Di Era Kolonial, Sebagian Muslim aljazair pindah Agama Akibat tekanan Prancis

Sedang Trending 1 minggu yang lalu

KINCAIMEDIA,JAKARTA -- Louis-Napoleon Bonaparte (1808 - 1873) keponakan Napoleon I menjadi Kaisar Prancis sebagai Napoleon III pada bulan Desember 1852, menggantikan Republik Kedua Prancis dengan Kekaisaran Kedua. Ketika itu, wilayah Aljazair dalam genggaman kekuasaan kolonial Prancis.

Pada masa kekuasaan Napoleon III, penduduk Prancis dan Eropa lainnya pindah ke Aljazair (di Afrika). Mereka memperoleh sebagian besar tanah dan properti milik bangsa Arab di Aljazair. Cara memperolehnya dengan kekerasan, paksaan, dan support dari otoritas Prancis.

Selama dua kali kunjungan Napoleon III ke Aljazair, Napoleon III terkejut dengan kebijakan nan ada dan memutuskan untuk membatasinya demi kepentingan masyarakat original Aljazair nan kebanyakan berakidah Islam.

Pada tahun 1860, Napoleon III membayangkan sebuah kerajaan Arab berkawan dengan Kekaisaran Prancis, namun Emir Abdelkader nan sekarang diasingkan menolak untuk berasosiasi dalam upaya tersebut. 

Emir Abdelkader adalah seorang pemimpin nasional nan berasal dari Aljazair nan memimpin Aljazair dalam pergerakan perlawanan kolonial Prancis di Aljazair.

Lima tahun kemudian, Napoleon III menetapkan bahwa penduduk Aljazair setempat bakal menjadi penduduk Prancis nan status pribadinya tetap berasas norma kepercayaan ialah syariah untuk 3 juta masyarakat Muslim di negara tersebut dan norma Musa untuk 30 ribu masyarakat Yahudi.

Para pemukim dari Eropa di Aljazair sangat marah dengan kebijakan nan diambil Napoleon III. Mereka memandang tindakan itu pro-pribumi (pro terhadap kebanyakan pribumi nan berakidah Islam di Aljazair).

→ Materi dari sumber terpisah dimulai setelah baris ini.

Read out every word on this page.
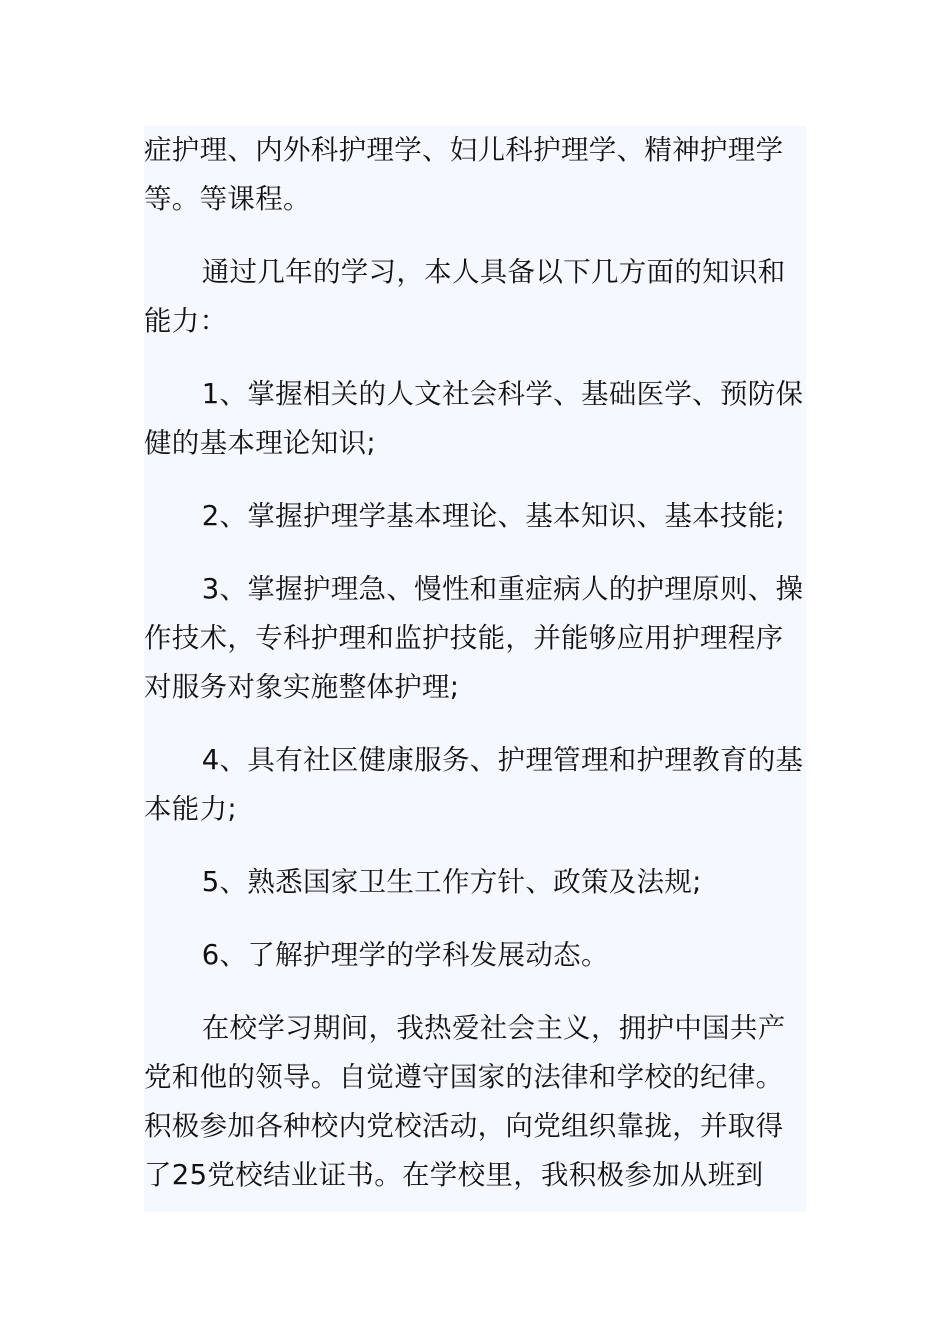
症护理、内外科护理学、妇儿科护理学、精神护理学等。等课程。

通过几年的学习，本人具备以下几方面的知识和能力：

1、掌握相关的人文社会科学、基础医学、预防保健的基本理论知识;

2、掌握护理学基本理论、基本知识、基本技能;

3、掌握护理急、慢性和重症病人的护理原则、操作技术，专科护理和监护技能，并能够应用护理程序对服务对象实施整体护理;

4、具有社区健康服务、护理管理和护理教育的基本能力;

5、熟悉国家卫生工作方针、政策及法规;

6、了解护理学的学科发展动态。

在校学习期间，我热爱社会主义，拥护中国共产党和他的领导。自觉遵守国家的法律和学校的纪律。积极参加各种校内党校活动，向党组织靠拢，并取得了25党校结业证书。在学校里，我积极参加从班到
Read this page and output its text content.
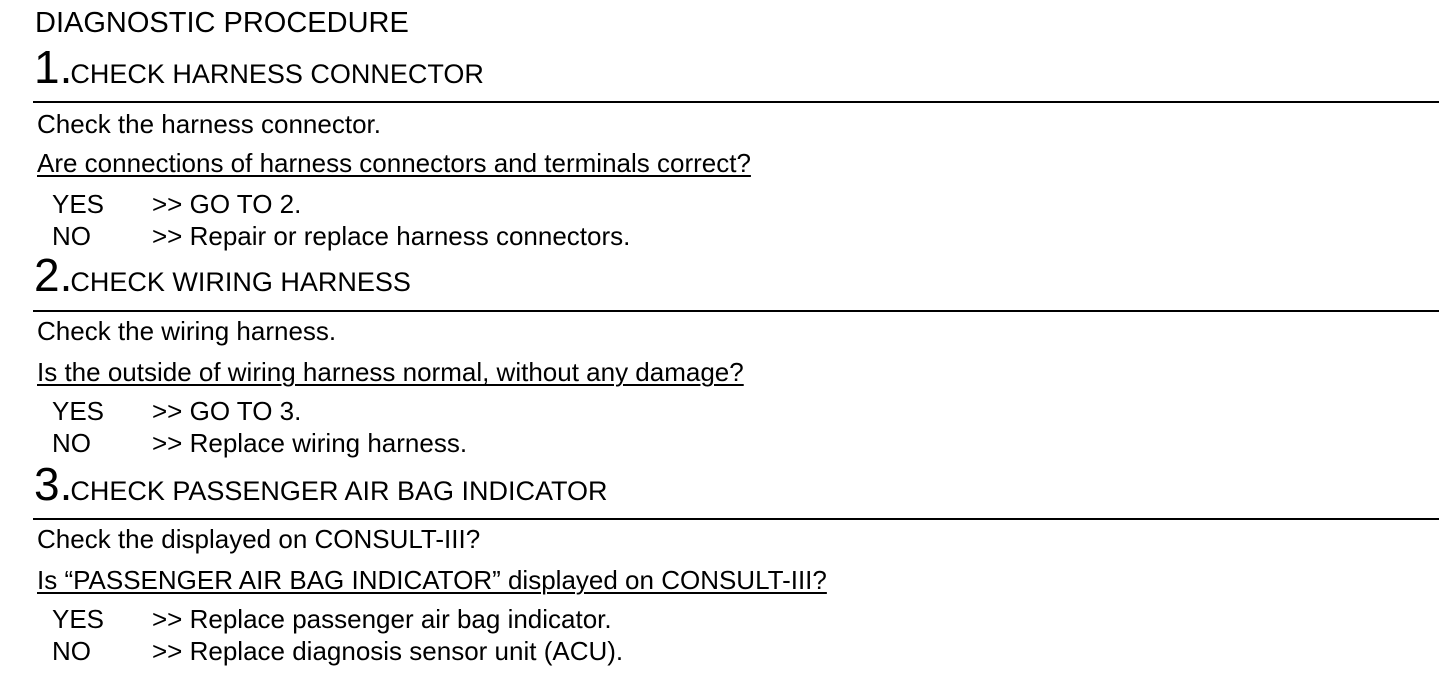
DIAGNOSTIC PROCEDURE
1.CHECK HARNESS CONNECTOR
Check the harness connector.
Are connections of harness connectors and terminals correct?
YES >> GO TO 2.
NO >> Repair or replace harness connectors.
2.CHECK WIRING HARNESS
Check the wiring harness.
Is the outside of wiring harness normal, without any damage?
YES >> GO TO 3.
NO >> Replace wiring harness.
3.CHECK PASSENGER AIR BAG INDICATOR
Check the displayed on CONSULT-III?
Is “PASSENGER AIR BAG INDICATOR” displayed on CONSULT-III?
YES >> Replace passenger air bag indicator.
NO >> Replace diagnosis sensor unit (ACU).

Mereka menuduh militer Prancis melindungi masyarakat lokal Aljazair (yang kebanyakan Muslim) dari kolonialisme nan agresif. 

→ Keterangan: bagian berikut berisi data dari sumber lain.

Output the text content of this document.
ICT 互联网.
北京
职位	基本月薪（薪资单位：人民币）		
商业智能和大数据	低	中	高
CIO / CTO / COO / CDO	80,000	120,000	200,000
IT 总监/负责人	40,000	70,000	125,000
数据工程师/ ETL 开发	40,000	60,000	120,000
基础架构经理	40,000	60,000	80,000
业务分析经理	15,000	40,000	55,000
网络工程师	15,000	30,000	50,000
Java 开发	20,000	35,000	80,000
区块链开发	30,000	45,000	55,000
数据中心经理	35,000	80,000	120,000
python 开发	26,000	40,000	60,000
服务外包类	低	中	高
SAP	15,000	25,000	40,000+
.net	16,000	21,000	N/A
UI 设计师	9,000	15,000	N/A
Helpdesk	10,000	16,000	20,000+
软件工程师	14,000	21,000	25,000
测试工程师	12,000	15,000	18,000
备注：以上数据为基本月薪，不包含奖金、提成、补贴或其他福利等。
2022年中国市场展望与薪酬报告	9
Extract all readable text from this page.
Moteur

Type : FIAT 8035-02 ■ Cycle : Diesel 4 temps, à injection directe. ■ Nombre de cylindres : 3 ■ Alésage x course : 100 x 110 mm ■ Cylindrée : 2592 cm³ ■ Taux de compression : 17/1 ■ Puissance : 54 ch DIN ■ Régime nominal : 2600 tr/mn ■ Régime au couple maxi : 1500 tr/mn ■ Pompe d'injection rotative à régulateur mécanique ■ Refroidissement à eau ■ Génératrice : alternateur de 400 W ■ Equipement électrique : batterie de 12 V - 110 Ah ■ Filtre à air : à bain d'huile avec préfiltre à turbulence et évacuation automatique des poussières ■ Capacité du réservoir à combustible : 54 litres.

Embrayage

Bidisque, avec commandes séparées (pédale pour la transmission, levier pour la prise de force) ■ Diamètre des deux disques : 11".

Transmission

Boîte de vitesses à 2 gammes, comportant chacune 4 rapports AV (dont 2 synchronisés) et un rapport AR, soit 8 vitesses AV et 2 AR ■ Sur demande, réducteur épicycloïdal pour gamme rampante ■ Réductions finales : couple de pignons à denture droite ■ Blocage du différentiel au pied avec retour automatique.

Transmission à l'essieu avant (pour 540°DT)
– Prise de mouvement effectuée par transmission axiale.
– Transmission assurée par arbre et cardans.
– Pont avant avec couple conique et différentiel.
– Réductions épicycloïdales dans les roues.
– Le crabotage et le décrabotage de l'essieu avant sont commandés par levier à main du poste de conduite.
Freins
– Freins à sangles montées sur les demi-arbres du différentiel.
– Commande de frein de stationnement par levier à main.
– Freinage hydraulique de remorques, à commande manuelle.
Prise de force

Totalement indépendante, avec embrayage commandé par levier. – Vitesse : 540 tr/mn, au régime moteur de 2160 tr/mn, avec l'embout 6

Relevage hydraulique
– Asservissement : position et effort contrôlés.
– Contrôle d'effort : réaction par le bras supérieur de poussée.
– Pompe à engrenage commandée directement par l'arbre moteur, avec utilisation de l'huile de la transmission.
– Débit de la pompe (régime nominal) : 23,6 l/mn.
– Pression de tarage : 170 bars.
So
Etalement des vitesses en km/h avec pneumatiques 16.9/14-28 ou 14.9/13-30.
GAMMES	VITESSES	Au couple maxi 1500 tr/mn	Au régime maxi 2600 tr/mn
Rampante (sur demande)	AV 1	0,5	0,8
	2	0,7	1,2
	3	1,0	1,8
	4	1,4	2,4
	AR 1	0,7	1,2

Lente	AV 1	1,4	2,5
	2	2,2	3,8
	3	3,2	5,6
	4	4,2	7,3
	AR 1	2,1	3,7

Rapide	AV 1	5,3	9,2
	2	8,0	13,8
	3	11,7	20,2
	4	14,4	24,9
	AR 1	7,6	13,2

Hal ini menjelaskan kenapa Republik Ketiga Prancis, segera setelah menggantikan Kekaisaran Kedua Napoleon III pada bulan September 1870, berupaya menghapus warisan Aljazair nan pro-pribumi (yang kebanyakan berakidah Islam).

Selanjutnya, kewenangan atas Aljazair oleh Prancis dialihkan dari Kementerian Perang ke Kementerian Dalam Negeri. Kemudian, orang-orang Yahudi Aljazair menjadi penduduk negara Prancis, sementara Muslim Aljazair hanya menjadi subjek. 

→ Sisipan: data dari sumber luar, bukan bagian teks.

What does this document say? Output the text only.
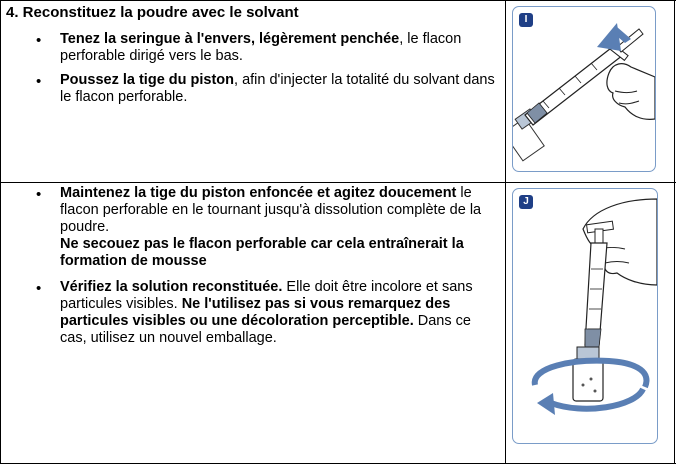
4. Reconstituez la poudre avec le solvant
• Tenez la seringue à l'envers, légèrement penchée, le flacon perforable dirigé vers le bas.
• Poussez la tige du piston, afin d'injecter la totalité du solvant dans le flacon perforable.
I
• Maintenez la tige du piston enfoncée et agitez doucement le flacon perforable en le tournant jusqu'à dissolution complète de la poudre.
Ne secouez pas le flacon perforable car cela entraînerait la formation de mousse
• Vérifiez la solution reconstituée. Elle doit être incolore et sans particules visibles. Ne l'utilisez pas si vous remarquez des particules visibles ou une décoloration perceptible. Dans ce cas, utilisez un nouvel emballage.
J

Demikian dijelaskan dalam tulisan Sejarah Panjang dan Bermasalah Republik Prancis dan Islam nan ditulis Jean-Pierre Filiu seorang Profesor Studi Timur Tengah di Sciences Po, Paris School of International Affairs dalam laman News Lines Magazine, 2020.

Standar dobel dan diskriminasi itu menciptakan perpecahan nan mempolarisasi masyarakat Aljazair menjadi orang Eropa nan terdiri dari pemukim asing di Aljazair, orang Yahudi dan Muslim.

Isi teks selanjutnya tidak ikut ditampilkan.